Allocation concealment (selection bias)	Low risk	Ten 4‐digit lot numbers to each of the 3 supplement types (masked to the formulation and allocation). At enrolment, the physician assigned women the next lot number on the randomisation schedule.
Blinding of participants and personnel (performance bias) All outcomes	Low risk	"Aside from a pharmaceutical engineer who ensured allocation of lot numbers to the correct supplement formulations, all others (ie, participants, local physicians, study personnel, and investigators) were masked to the identity of the supplements. Treatment codes were broken after completion of the study and main analyses."

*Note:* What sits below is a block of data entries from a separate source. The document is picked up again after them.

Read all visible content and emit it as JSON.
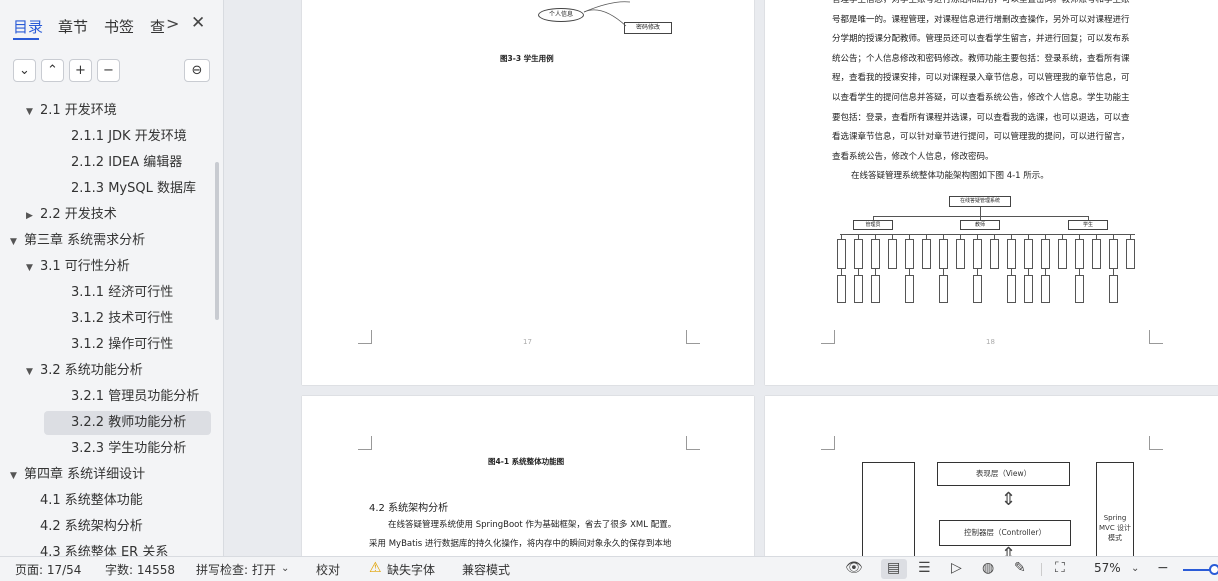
{
  "nav": {
    "tabs": [
      "目录",
      "章节",
      "书签",
      "查"
    ],
    "more_icon": ">",
    "close_icon": "✕",
    "tools": {
      "expand": "⌄",
      "collapse": "⌃",
      "add": "+",
      "remove": "−",
      "collapse_all": "⊖"
    }
  },
  "toc": [
    {
      "text": "2.1  开发环境",
      "level": 2,
      "toggle": "open"
    },
    {
      "text": "2.1.1 JDK 开发环境",
      "level": 3
    },
    {
      "text": "2.1.2 IDEA 编辑器",
      "level": 3
    },
    {
      "text": "2.1.3 MySQL 数据库",
      "level": 3
    },
    {
      "text": "2.2  开发技术",
      "level": 2,
      "toggle": "closed"
    },
    {
      "text": "第三章  系统需求分析",
      "level": 1,
      "toggle": "open"
    },
    {
      "text": "3.1  可行性分析",
      "level": 2,
      "toggle": "open"
    },
    {
      "text": "3.1.1  经济可行性",
      "level": 3
    },
    {
      "text": "3.1.2  技术可行性",
      "level": 3
    },
    {
      "text": "3.1.2  操作可行性",
      "level": 3
    },
    {
      "text": "3.2  系统功能分析",
      "level": 2,
      "toggle": "open"
    },
    {
      "text": "3.2.1  管理员功能分析",
      "level": 3
    },
    {
      "text": "3.2.2  教师功能分析",
      "level": 3,
      "selected": true
    },
    {
      "text": "3.2.3  学生功能分析",
      "level": 3
    },
    {
      "text": "第四章  系统详细设计",
      "level": 1,
      "toggle": "open"
    },
    {
      "text": "4.1  系统整体功能",
      "level": 2
    },
    {
      "text": "4.2  系统架构分析",
      "level": 2
    },
    {
      "text": "4.3  系统整体 ER 关系",
      "level": 2
    }
  ],
  "pages": {
    "p17": {
      "caption": "图3-3  学生用例",
      "node_personal": "个人信息",
      "node_pwd": "密码修改",
      "number": "17"
    },
    "p18": {
      "lines": [
        "管理学生信息，对学生账号进行冻结和启用，可以重置密码。教师账号和学生账",
        "号都是唯一的。课程管理，对课程信息进行增删改查操作，另外可以对课程进行",
        "分学期的授课分配教师。管理员还可以查看学生留言，并进行回复；可以发布系",
        "统公告；个人信息修改和密码修改。教师功能主要包括：登录系统，查看所有课",
        "程，查看我的授课安排，可以对课程录入章节信息，可以管理我的章节信息，可",
        "以查看学生的提问信息并答疑，可以查看系统公告，修改个人信息。学生功能主",
        "要包括：登录，查看所有课程并选课，可以查看我的选课，也可以退选，可以查",
        "看选课章节信息，可以针对章节进行提问，可以管理我的提问，可以进行留言，",
        "查看系统公告，修改个人信息，修改密码。"
      ],
      "intro": "在线答疑管理系统整体功能架构图如下图 4-1 所示。",
      "diagram_root": "在线答疑管理系统",
      "diagram_roles": [
        "管理员",
        "教师",
        "学生"
      ],
      "number": "18"
    },
    "p19": {
      "caption": "图4-1  系统整体功能图",
      "heading": "4.2  系统架构分析",
      "line1": "在线答疑管理系统使用 SpringBoot 作为基础框架，省去了很多 XML 配置。",
      "line2": "采用 MyBatis 进行数据库的持久化操作，将内存中的瞬间对象永久的保存到本地"
    },
    "p20": {
      "view_layer": "表现层（View）",
      "controller_layer": "控制器层（Controller）",
      "side_label": "Spring MVC 设计模式"
    }
  },
  "status": {
    "page": "页面: 17/54",
    "words": "字数: 14558",
    "spell": "拼写检查: 打开",
    "proof": "校对",
    "missing_font": "缺失字体",
    "compat": "兼容模式",
    "zoom": "57%"
  }
}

Blinding of outcome assessment (detection bias) All outcomes	Low risk	"Aside from a pharmaceutical engineer who ensured allocation of lot numbers to the correct supplement formulations, all others (ie, participants, local physicians, study personnel, and investigators) were masked to the identity of the supplements. Treatment codes were broken after completion of the study and main analyses."
Incomplete outcome data (attrition bias) All outcomes	Low risk	There were 299/6261 (4.77%) losses to follow‐up in the group 1; 280/6252 (4.47%) in group 2: and 299/6262 (4.77%) in the group 3 for various reasons: permanently moved, induced abortions, spontaneous abortions, dropped out or maternal death. The attrition was balanced among groups.
Selective reporting (reporting bias)	Low risk	There appears to be no selective reporting. Trial Registration: clinicaltrials.gov Identifier: NCT00133744.
Other bias	Low risk	No other bias apparent.